A Multi-Task Imputation and Classification Neural Architecture for Early Prediction of Sepsis from Multivariate Clinical Time Series
Author(s) -
Yale Chang,
Jonathan Rubin,
Gregory Boverman,
Shruti Vij,
Asif Rahman,
Annamalai Natarajan,
Saman Parvaneh
Publication year - 2020
Publication title -
2019 computing in cardiology (cinc)
Language(s) - English
Resource type - Conference proceedings
SCImago Journal Rank - 0.257
H-Index - 55
ISSN - 2325-887X
ISBN - 978-1-7281-6936-1
DOI - 10.22489/cinc.2019.110
Subject(s) - bioengineering , computing and processing , signal processing and analysis
Early prediction of sepsis onset can notify clinicians to provide timely interventions to patients to improve their clinical outcomes.

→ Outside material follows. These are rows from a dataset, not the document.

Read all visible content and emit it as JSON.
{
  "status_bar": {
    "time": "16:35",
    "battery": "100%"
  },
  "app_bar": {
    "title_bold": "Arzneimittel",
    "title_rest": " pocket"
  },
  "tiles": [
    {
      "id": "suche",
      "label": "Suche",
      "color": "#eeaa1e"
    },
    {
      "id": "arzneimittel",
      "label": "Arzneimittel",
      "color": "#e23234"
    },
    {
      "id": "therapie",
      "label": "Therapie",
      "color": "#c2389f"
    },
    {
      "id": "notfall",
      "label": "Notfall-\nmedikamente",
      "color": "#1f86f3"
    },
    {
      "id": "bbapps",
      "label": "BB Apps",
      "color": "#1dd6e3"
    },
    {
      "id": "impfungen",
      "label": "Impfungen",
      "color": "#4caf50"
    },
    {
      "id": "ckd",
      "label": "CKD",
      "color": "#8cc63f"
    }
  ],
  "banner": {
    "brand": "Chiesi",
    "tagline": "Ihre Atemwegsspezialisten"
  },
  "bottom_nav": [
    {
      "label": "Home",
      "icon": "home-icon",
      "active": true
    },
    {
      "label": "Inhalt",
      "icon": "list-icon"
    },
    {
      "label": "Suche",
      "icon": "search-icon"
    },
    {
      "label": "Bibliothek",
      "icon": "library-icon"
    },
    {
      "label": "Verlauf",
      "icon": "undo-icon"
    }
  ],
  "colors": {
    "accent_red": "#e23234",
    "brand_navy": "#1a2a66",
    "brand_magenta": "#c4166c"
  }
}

The key question motivating this work is: given a retrospective patient cohort consisting of multivariate clinical time series (e.g., vital signs and lab measurement) and patients' demographics, how to build a model to predict the onset of sepsis six hours earlier? To tackle this challenge, we first used a recurrent imputation for time series (RITS) approach to impute missing values in multivariate clinical time series. Second, we applied temporal convolutional networks (TCN) to the RITS-imputed data. Compared to other sequence prediction models, TCN can effectively control the size of sequence history. Third, when defining the loss function, we assigned custom time- dependent weights to different types of errors. We achieved 9th place (team name = prna, utility score = 0.328) at the 2019 PhysioNet Computing in Cardiology Challenge, which evaluated our proposed model on a real-world sepsis patient cohort. At a follow-up ‘hackathon’ event, held by the challenge organizers, an improved version of our algorithm achieved 2nd place (utility score = 0.342).